Prasanna Kumar Acharya

Portrait of Prasanna Kumar  Acharya

Dr. Prasanna Kumar (P.K.) Acharya (1890, Calcutta, India — ) was an Indian scholar, translator, Sanskritist and historian of architecture who published the first complete edition and translation into English of the Manasara Shilpa Shastra (मानसार शिल्पशस्त्र), or Manasara, the ancient Indian treatise on architecture (or on essence of measurement”, as he translated, since māna means measurement’ in Sanskrit and sara essence’, of which he discovered the complete manuscript (70 chapters) at the start of the 20th century. 

From 1927 to 1946, P.K. Acharya published his monumental Indian Architecture: According To Manasara-Silpasatra (Manasara Series), a collection of seven volumes covering the classification of building techniques, sculptures, representations of deities, and more. Volume I: Dictionary of Hindu Architecture (1927); Vol. II: Indian Architecture According to Manasara Silpasatra (1927); Vol. III: The Manasara Manuscrit with Critical Notes (1934); Vol. IV: Architecture of Manasara — Translation in English (1934); Vol. V: Architecture of Manasara– Plates (Architectural and Sculptural) (1934); Vol. VI: Hindu Architecture in lndia and Abroad (1946); Vol. VII: An Encyclopaedia of Hindu Architecture (1946).
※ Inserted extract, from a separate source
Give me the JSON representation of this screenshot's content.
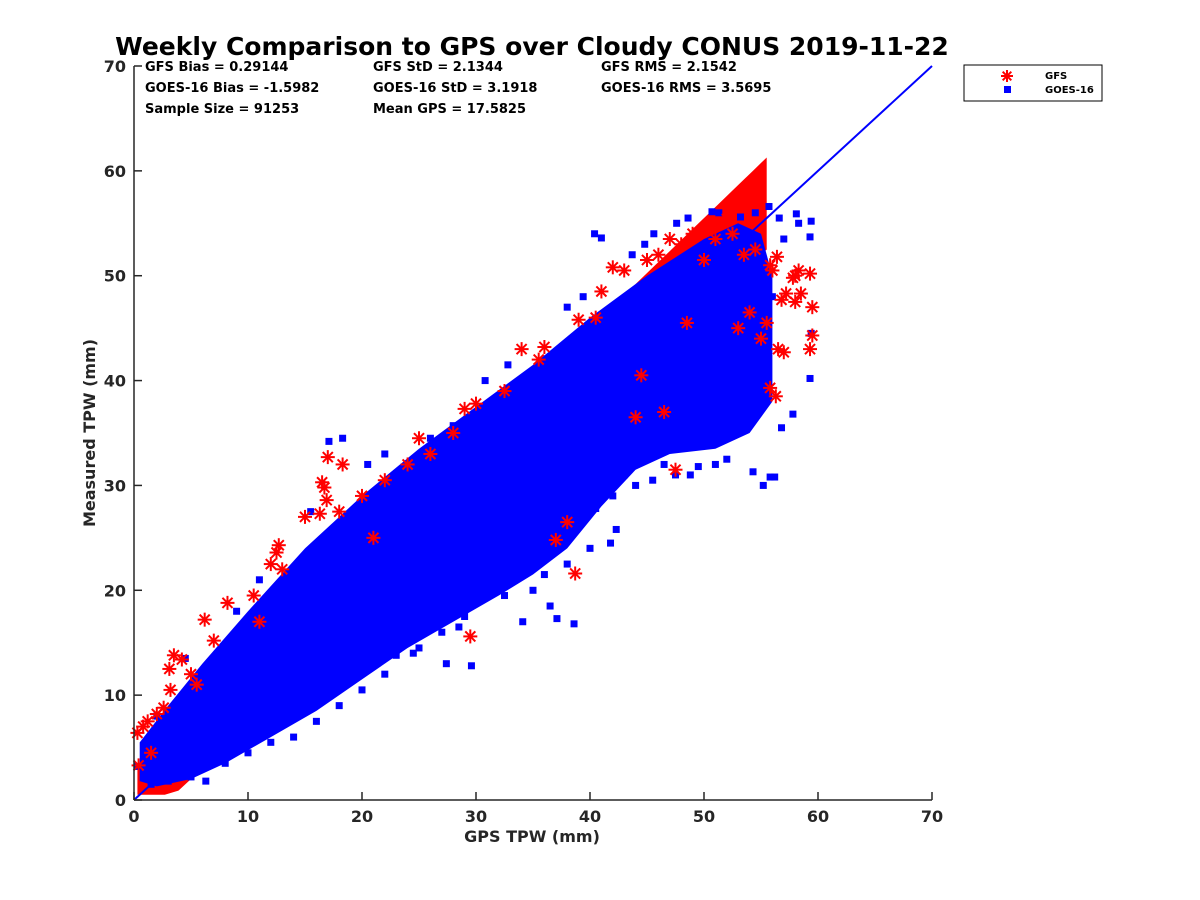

Paradoxically, little is known of his life. He obtained his MA in Calcutta, his PhD from Leyden University, and was Head of Oriental Studies Department and Professor of Sanskrit at the University of Allahabad, India. Presenting his work, Dr.C. Y. Chintamani remarked that he had to underake extensie tours in company with trained architects and engineers, involving great expenditure of time, money and convenience, from Landikotal on the borders of Afghanistan to Ramesvaran in the south, from Mohenjodaro in Sindh to Shillong in Assam, in order to examine ancient monuments throughout the country, including the cave-temples of Western and Central India, the monuments of the Indian States in Rajputana and Hyderabad, the hill temples of Kedarnath, Badrinath, Tunganath, etc…An encyclopaedic dictionary has had to be compiled for the first time.”